Johnson and his wife settled in Harlem, probably the only place in the US at the time where an interracial couple could live with some degree of freedom and safety.


Johnson took a job as an art teacher at the Harlem Community Art Center. Transitioning from expressionism to a a sophisticated style of "folk art," characterized by simplicity, flat figured and bright colors. Some of these works, including paintings depicting black soldiers fighting on the front lines as well as the segregation that took place there, served as commentaries on the treatment of African Americans in the U.S. Army during World War II.
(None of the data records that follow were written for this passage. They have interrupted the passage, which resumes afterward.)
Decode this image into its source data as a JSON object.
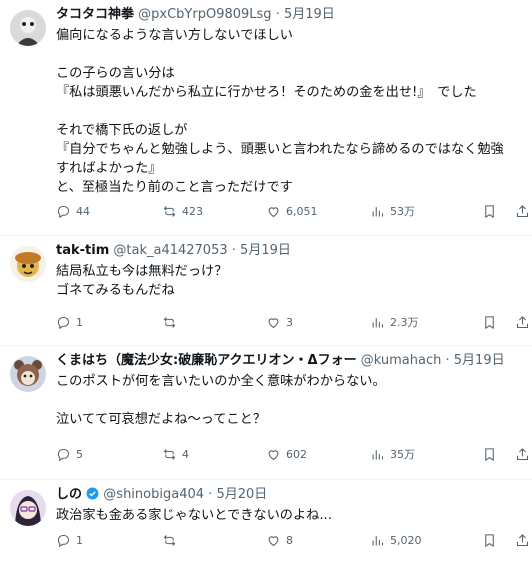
{
  "tweets": [
    {
      "name": "タコタコ神拳",
      "handle": "@pxCbYrpO9809Lsg",
      "date": "5月19日",
      "lines": [
        "偏向になるような言い方しないでほしい",
        "",
        "この子らの言い分は",
        "『私は頭悪いんだから私立に行かせろ！そのための金を出せ!』　でした",
        "",
        "それで橋下氏の返しが",
        "『自分でちゃんと勉強しよう、頭悪いと言われたなら諦めるのではなく勉強",
        "すればよかった』",
        "と、至極当たり前のこと言っただけです"
      ],
      "replies": "44",
      "retweets": "423",
      "likes": "6,051",
      "views": "53万"
    },
    {
      "name": "tak-tim",
      "handle": "@tak_a41427053",
      "date": "5月19日",
      "lines": [
        "結局私立も今は無料だっけ？",
        "ゴネてみるもんだね"
      ],
      "replies": "1",
      "retweets": "",
      "likes": "3",
      "views": "2.3万"
    },
    {
      "name": "くまはち（魔法少女:破廉恥アクエリオン・Δフォー",
      "handle": "@kumahach",
      "date": "5月19日",
      "lines": [
        "このポストが何を言いたいのか全く意味がわからない。",
        "",
        "泣いてて可哀想だよね〜ってこと？"
      ],
      "replies": "5",
      "retweets": "4",
      "likes": "602",
      "views": "35万"
    },
    {
      "name": "しの",
      "handle": "@shinobiga404",
      "date": "5月20日",
      "lines": [
        "政治家も金ある家じゃないとできないのよね..."
      ],
      "replies": "1",
      "retweets": "",
      "likes": "8",
      "views": "5,020"
    }
  ],
  "icons": [
    "reply-icon",
    "retweet-icon",
    "like-icon",
    "views-icon",
    "bookmark-icon",
    "share-icon",
    "verified-icon"
  ],
  "colors": {
    "text": "#0f1419",
    "secondary": "#536471",
    "divider": "#eff3f4",
    "verified": "#1d9bf0"
  }
}
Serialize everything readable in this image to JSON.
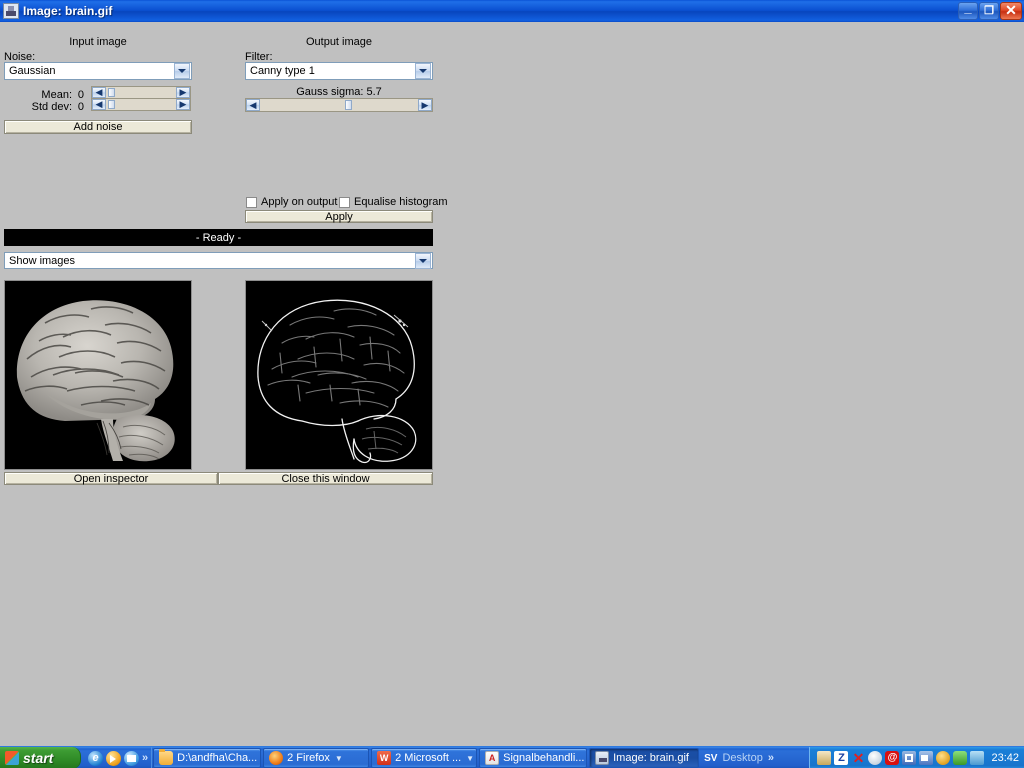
{
  "window": {
    "title": "Image: brain.gif",
    "icon": "java-coffee-icon",
    "minimize_label": "_",
    "maximize_label": "❐",
    "close_label": "✕"
  },
  "panels": {
    "input_header": "Input image",
    "output_header": "Output image"
  },
  "input": {
    "noise_label": "Noise:",
    "noise_value": "Gaussian",
    "mean_label": "Mean:",
    "mean_value": "0",
    "std_label": "Std dev:",
    "std_value": "0",
    "add_noise_label": "Add noise",
    "left_arrow": "◀",
    "right_arrow": "▶"
  },
  "output": {
    "filter_label": "Filter:",
    "filter_value": "Canny type 1",
    "sigma_label": "Gauss sigma: 5.7",
    "left_arrow": "◀",
    "right_arrow": "▶"
  },
  "actions": {
    "apply_on_output_label": "Apply on output",
    "apply_on_output_checked": false,
    "equalise_histogram_label": "Equalise histogram",
    "equalise_histogram_checked": false,
    "apply_label": "Apply"
  },
  "status": {
    "text": "- Ready -"
  },
  "show_images": {
    "value": "Show images"
  },
  "images": {
    "input_alt": "grayscale lateral photograph of a human brain",
    "output_alt": "canny edge detection outline of the brain"
  },
  "footer": {
    "open_inspector_label": "Open inspector",
    "close_window_label": "Close this window"
  },
  "taskbar": {
    "start_label": "start",
    "quicklaunch_chevron": "»",
    "buttons": [
      {
        "label": "D:\\andfha\\Cha...",
        "icon": "folder-icon",
        "dropdown": false,
        "active": false
      },
      {
        "label": "2 Firefox",
        "icon": "firefox-icon",
        "dropdown": true,
        "active": false
      },
      {
        "label": "2 Microsoft ...",
        "icon": "word-icon",
        "dropdown": true,
        "active": false
      },
      {
        "label": "Signalbehandli...",
        "icon": "pdf-icon",
        "dropdown": false,
        "active": false
      },
      {
        "label": "Image: brain.gif",
        "icon": "java-icon",
        "dropdown": false,
        "active": true
      }
    ],
    "desktop_band": {
      "sv": "SV",
      "label": "Desktop",
      "chevron": "»"
    },
    "clock": "23:42"
  },
  "colors": {
    "title_blue": "#0a4fd0",
    "panel_gray": "#c0c0c0",
    "button_face": "#ece9d8",
    "status_bg": "#000000",
    "status_fg": "#ffffff",
    "taskbar_blue": "#225fcb",
    "start_green": "#3d9c33"
  }
}
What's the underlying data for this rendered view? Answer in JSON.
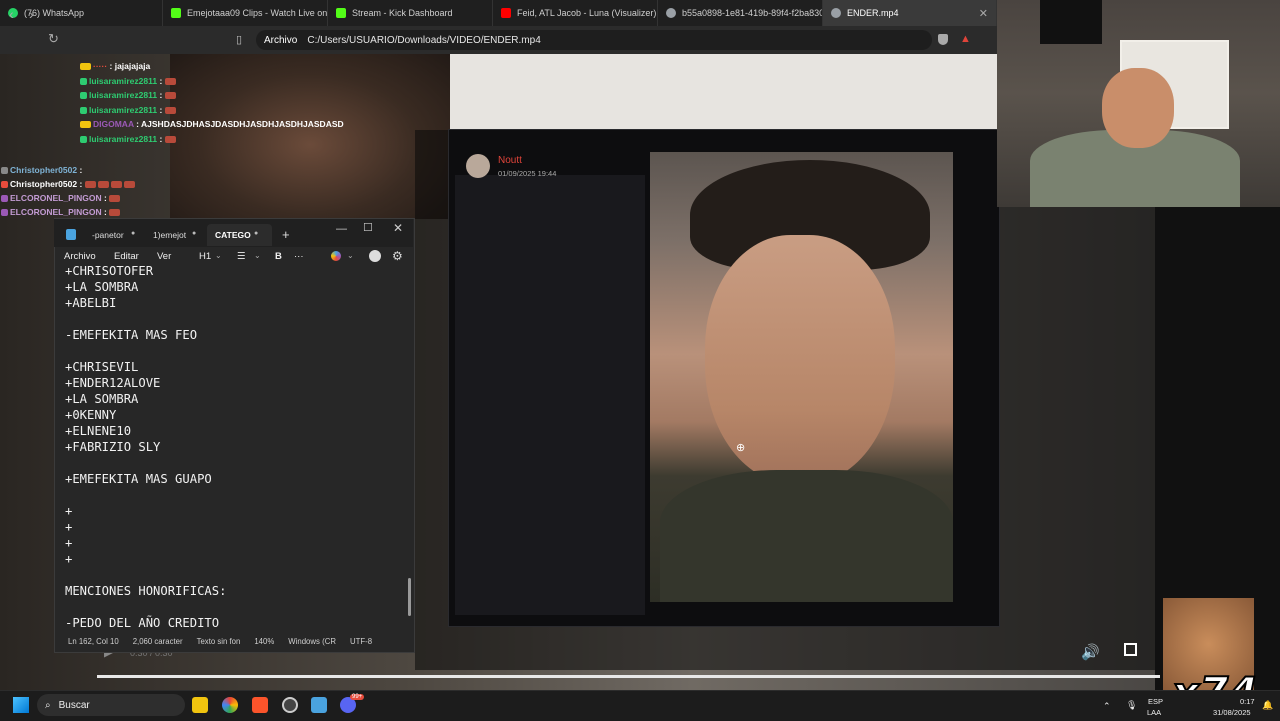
{
  "browser": {
    "tabs": [
      {
        "label": "(76) WhatsApp",
        "color": "#25d366"
      },
      {
        "label": "Emejotaaa09 Clips - Watch Live on K",
        "color": "#53fc18"
      },
      {
        "label": "Stream - Kick Dashboard",
        "color": "#53fc18"
      },
      {
        "label": "Feid, ATL Jacob - Luna (Visualizer) - Y",
        "color": "#ff0000"
      },
      {
        "label": "b55a0898-1e81-419b-89f4-f2ba830c",
        "color": "#9aa0a6"
      },
      {
        "label": "ENDER.mp4",
        "color": "#9aa0a6"
      }
    ],
    "address_chip": "Archivo",
    "url": "C:/Users/USUARIO/Downloads/VIDEO/ENDER.mp4"
  },
  "chat": {
    "lines": [
      {
        "user": "luisaramirez2811",
        "msg": ":"
      },
      {
        "user": "luisaramirez2811",
        "msg": ":"
      },
      {
        "user": "DIGOMAA",
        "msg": ": AJSHDASJDHASJDASDHJASDHJASDHJASDASD"
      },
      {
        "user": "luisaramirez2811",
        "msg": ":"
      },
      {
        "user": "luisaramirez2811",
        "msg": ":"
      },
      {
        "user": "Christopher0502",
        "msg": ":"
      },
      {
        "user": "Christopher0502",
        "msg": ":"
      },
      {
        "user": "ELCORONEL_PINGON",
        "msg": ":"
      },
      {
        "user": "ELCORONEL_PINGON",
        "msg": ":"
      }
    ],
    "top_msg": ": jajajajaja"
  },
  "discord": {
    "author": "Noutt",
    "timestamp": "01/09/2025 19:44"
  },
  "notepad": {
    "tabs": [
      "-panetor",
      "1)emejot",
      "CATEGO"
    ],
    "menu": [
      "Archivo",
      "Editar",
      "Ver"
    ],
    "heading": "H1",
    "bold": "B",
    "more": "···",
    "content": "+CHRISOTOFER\n+LA SOMBRA\n+ABELBI\n\n-EMEFEKITA MAS FEO\n\n+CHRISEVIL\n+ENDER12ALOVE\n+LA SOMBRA\n+0KENNY\n+ELNENE10\n+FABRIZIO SLY\n\n+EMEFEKITA MAS GUAPO\n\n+\n+\n+\n+\n\nMENCIONES HONORIFICAS:\n\n-PEDO DEL AÑO CREDITO",
    "status": [
      "Ln 162, Col 10",
      "2,060 caracter",
      "Texto sin fon",
      "140%",
      "Windows (CR",
      "UTF-8"
    ]
  },
  "player": {
    "time": "0:30 / 0:30"
  },
  "taskbar": {
    "search": "Buscar",
    "lang_top": "ESP",
    "lang_bottom": "LAA",
    "time": "0:17",
    "date": "31/08/2025",
    "badge": "99+"
  },
  "overlay_text": "x74"
}
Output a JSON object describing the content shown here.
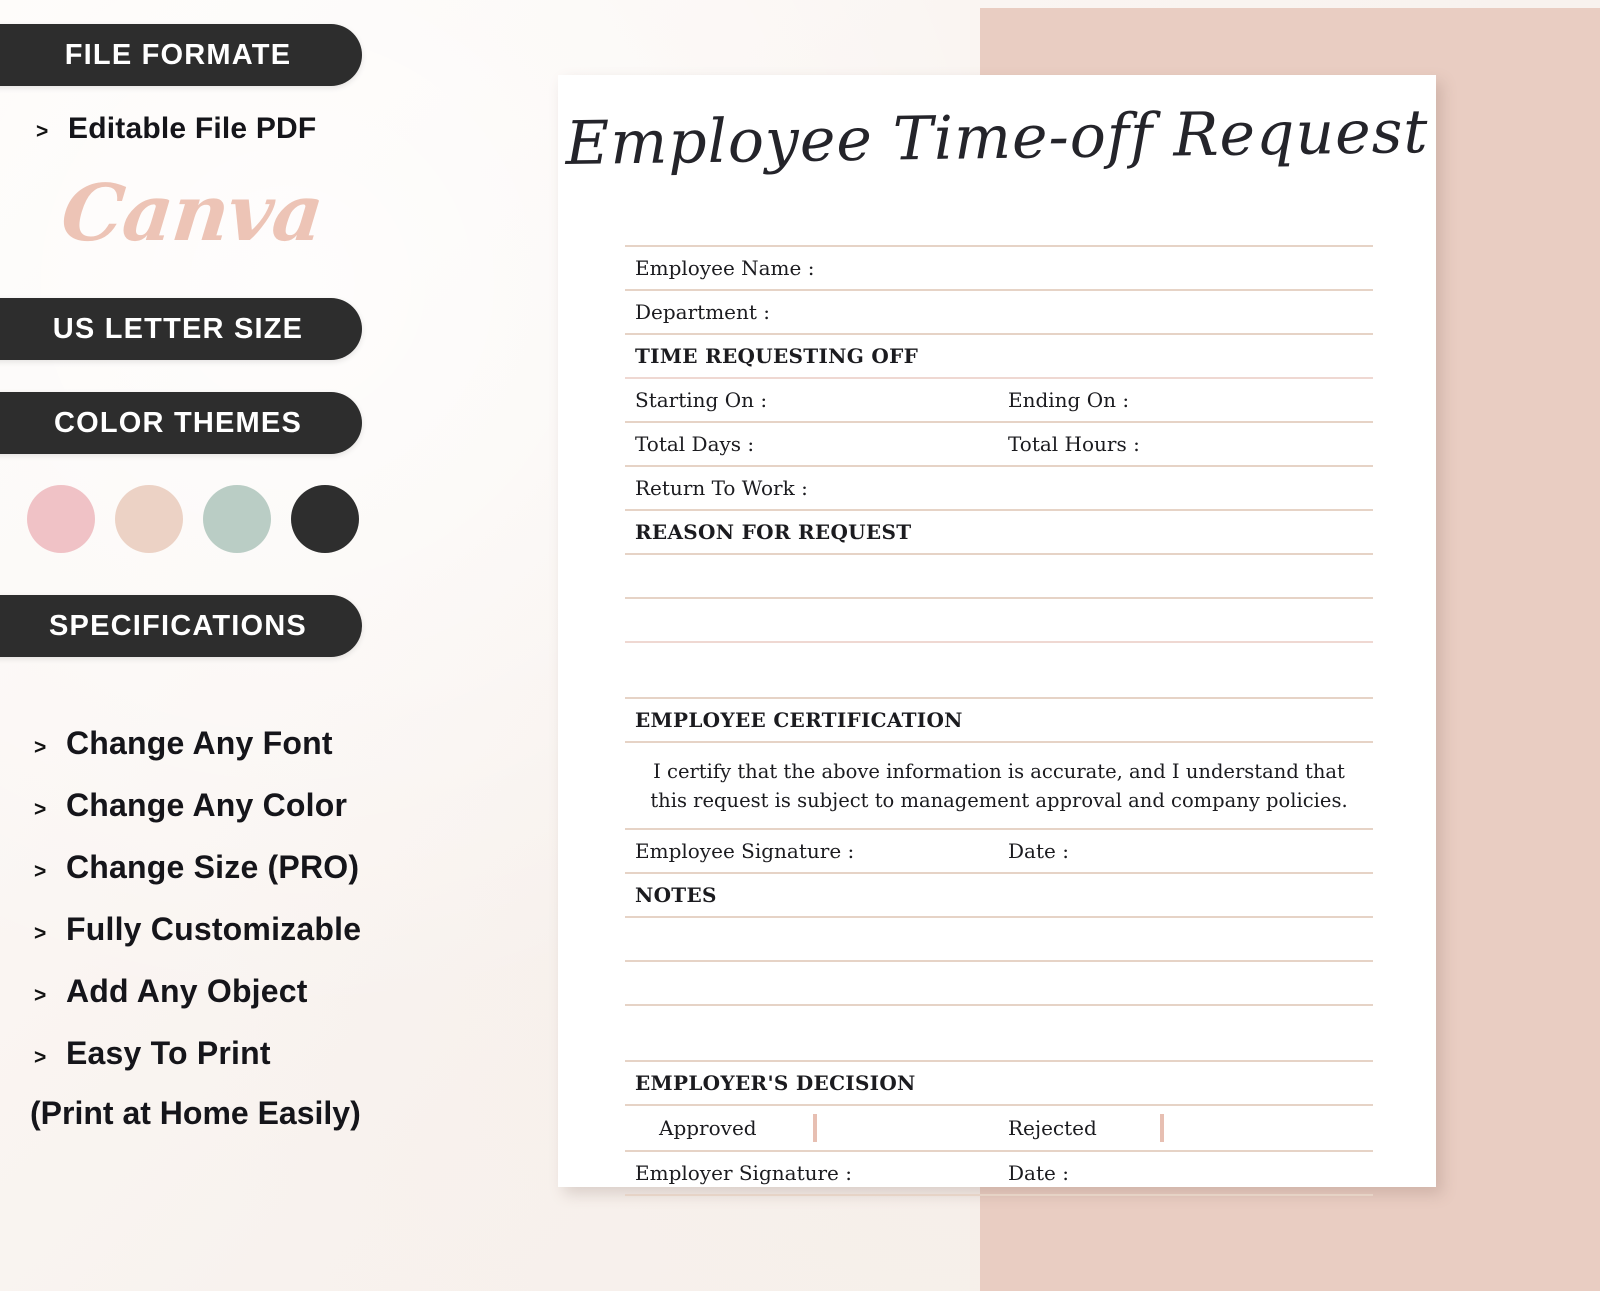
{
  "theme": {
    "pill_bg": "#2d2d2d",
    "pill_text": "#ffffff",
    "page_bg": "#fbf7f4",
    "pink_block": "#e9cdc2",
    "rule_color": "#e6d3c6",
    "checkbox_border": "#e7bfb2",
    "canva_color": "#edc4b6"
  },
  "sidebar": {
    "file_format": {
      "pill_label": "FILE FORMATE",
      "bullet_marker": ">",
      "item_label": "Editable File PDF",
      "brand_label": "Canva"
    },
    "size": {
      "pill_label": "US LETTER SIZE"
    },
    "color_themes": {
      "pill_label": "COLOR THEMES",
      "swatches": [
        {
          "name": "pink",
          "hex": "#f0c2c6"
        },
        {
          "name": "blush",
          "hex": "#ecd2c5"
        },
        {
          "name": "sage",
          "hex": "#bacdc5"
        },
        {
          "name": "charcoal",
          "hex": "#2e2e2e"
        }
      ]
    },
    "specifications": {
      "pill_label": "SPECIFICATIONS",
      "bullet_marker": ">",
      "items": [
        "Change Any Font",
        "Change Any Color",
        "Change Size (PRO)",
        "Fully Customizable",
        "Add Any Object",
        "Easy To Print"
      ],
      "footnote": "(Print at Home Easily)"
    }
  },
  "document": {
    "title": "Employee Time-off Request",
    "fields": {
      "employee_name": "Employee Name :",
      "department": "Department :",
      "starting_on": "Starting On :",
      "ending_on": "Ending On :",
      "total_days": "Total Days :",
      "total_hours": "Total Hours :",
      "return_to_work": "Return To Work :",
      "employee_signature": "Employee Signature :",
      "employee_date": "Date :",
      "employer_signature": "Employer Signature :",
      "employer_date": "Date :"
    },
    "sections": {
      "time_requesting_off": "TIME REQUESTING OFF",
      "reason_for_request": "REASON FOR REQUEST",
      "employee_certification": "EMPLOYEE CERTIFICATION",
      "notes": "NOTES",
      "employers_decision": "EMPLOYER'S DECISION"
    },
    "certification_text": "I certify that the above information is accurate, and I understand that this request is subject to management approval and company policies.",
    "decision": {
      "approved_label": "Approved",
      "rejected_label": "Rejected"
    }
  }
}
In 1941, a solo exhibition was held for Johnson at Alma Reed Galleries. The following year, a fire destroyed Johnson's studio, leaving his artwork and supplies reduced to ashes. Two years later, in 1944, Johnson's beloved wife of 14 years, Krake, died of breast cancer.


 After her death, Johnson became increasingly unstable. He was eventually hospitalized at Central Islip State Hospital, a psychiatric facility in Central Islip, Long Island, New York. He would spend the next 23 years of his life, away from the attention that he'd garnered for his artwork. He died there in 1970.


 After his death, his entire body was work was almost disposed of to save storage fees but at the last moment, was rescued by friends. Over a thousand paintings by Johnson are part of the Smithsonian Collection of American Art.